The following example shows how snapshot isolation is enabled for a database.
-- The database must be configured to enable snapshot isolation. ALTER DATABASE AdventureWorksLT2008 SET ALLOW_SNAPSHOT_ISOLATION ON;
A snapshot transaction is used as follows:
SET TRANSACTION ISOLATION LEVEL SNAPSHOT; BEGIN TRAN -- Verify that version of the previous synchronization is valid. -- Obtain the version to use next time. -- Obtain changes. COMMIT TRAN
For more information about snapshot transactions, see Using Row Versioning-based Isolation Levels.
Alternatives to Using Snapshot Isolation
There are alternatives to using snapshot isolation, but they require more work to make sure all application requirements are met. To make sure the last_synchronization_version is valid and data is not removed by the cleanup process before changes are obtained, do the following:
Check last_synchronization_version after the calls to CHANGETABLE().
Check last_synchronization_version as part of each query to obtain changes by using CHANGETABLE().
Changes can occur after the synchronization version for the next enumeration has been obtained. There are two ways to handle this situation. The option that is used depends on the application and how it can handle the side-effects of each approach:
Ignore changes that have a version larger than the new synchronization version.
This approach has the side effect that a new or updated row would be skipped if it was created or updated before the new synchronization version, but then updated afterward. If there is a new row, a referential integrity problem might occur if there was a row in another table that was created that referenced the skipped row. If there is an updated existing row, the row will be skipped and not synchronized until the next time.
Include all changes, even those that have a version larger than the new synchronization version.

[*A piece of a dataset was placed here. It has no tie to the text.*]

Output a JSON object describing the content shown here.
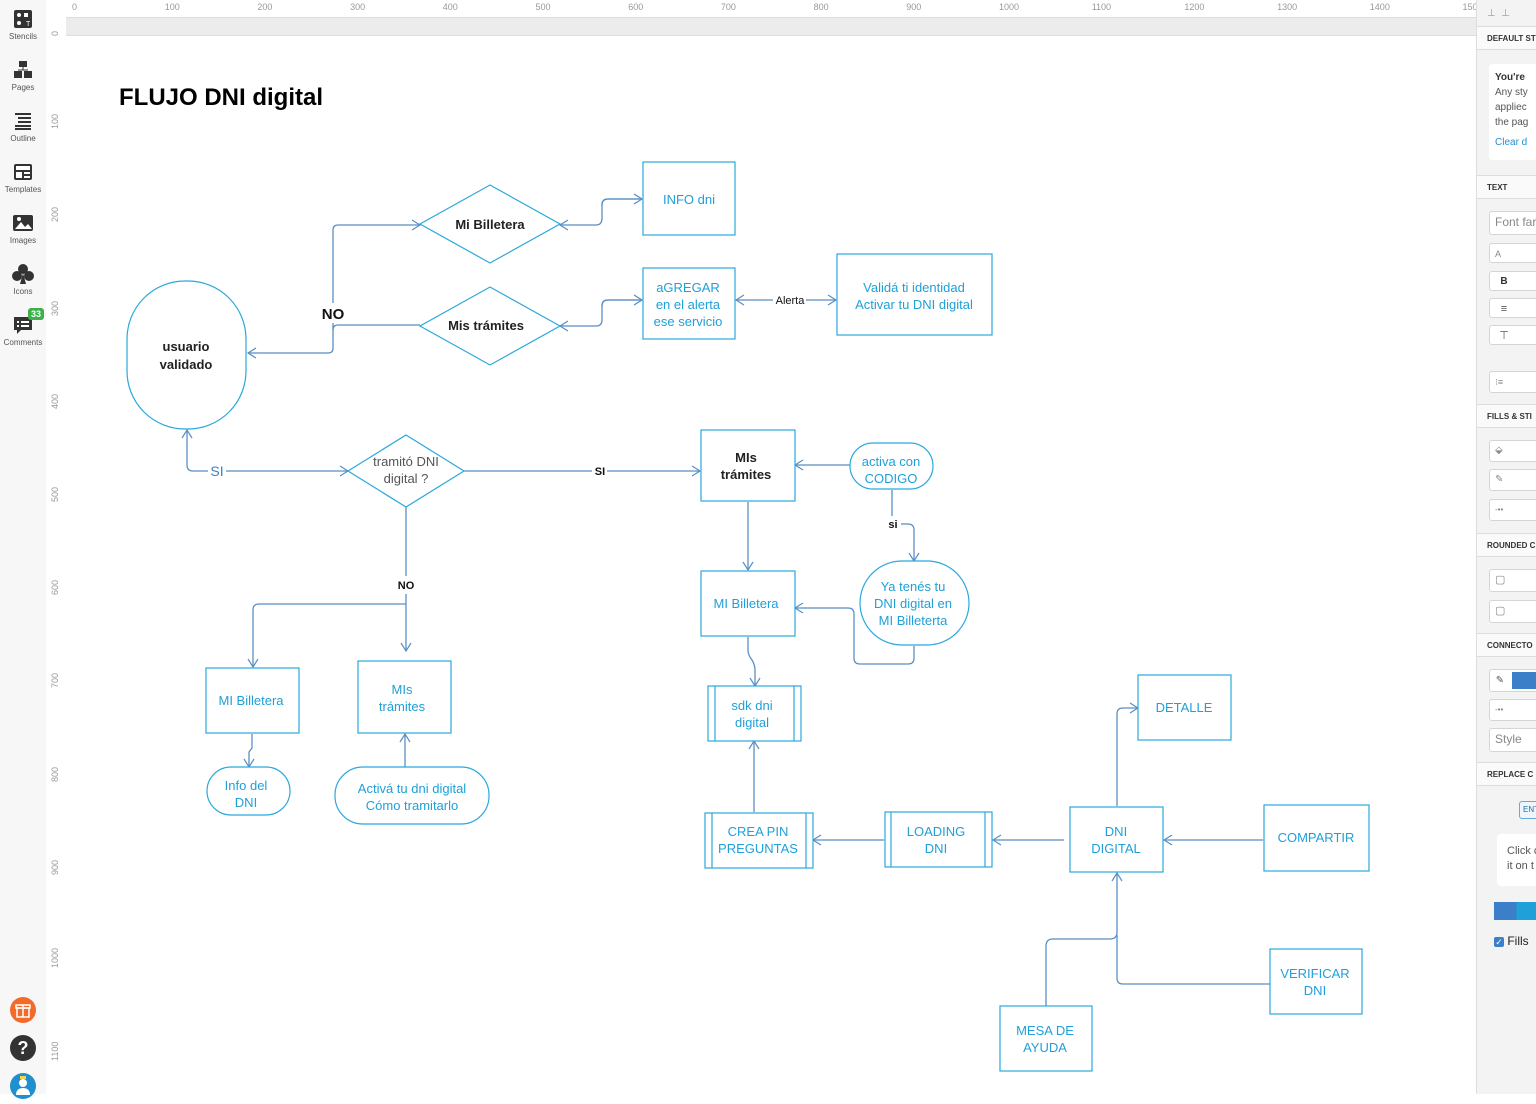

The rows that have a version larger than the new synchronization version will be obtained again on the next synchronization. This must be expected and handled by the application.
In addition to the previous two options, you can devise approach that combines both options, depending on the operation. For example, you might want an application for which it is best to ignore changes newer than the next synchronization version in which the row was created or deleted, but updates are not ignored.
Choosing the approach that will work for the application when you are using change tracking (or any custom tracking mechanism), requires significant analysis. Therefore, it is much simpler to use snapshot isolation.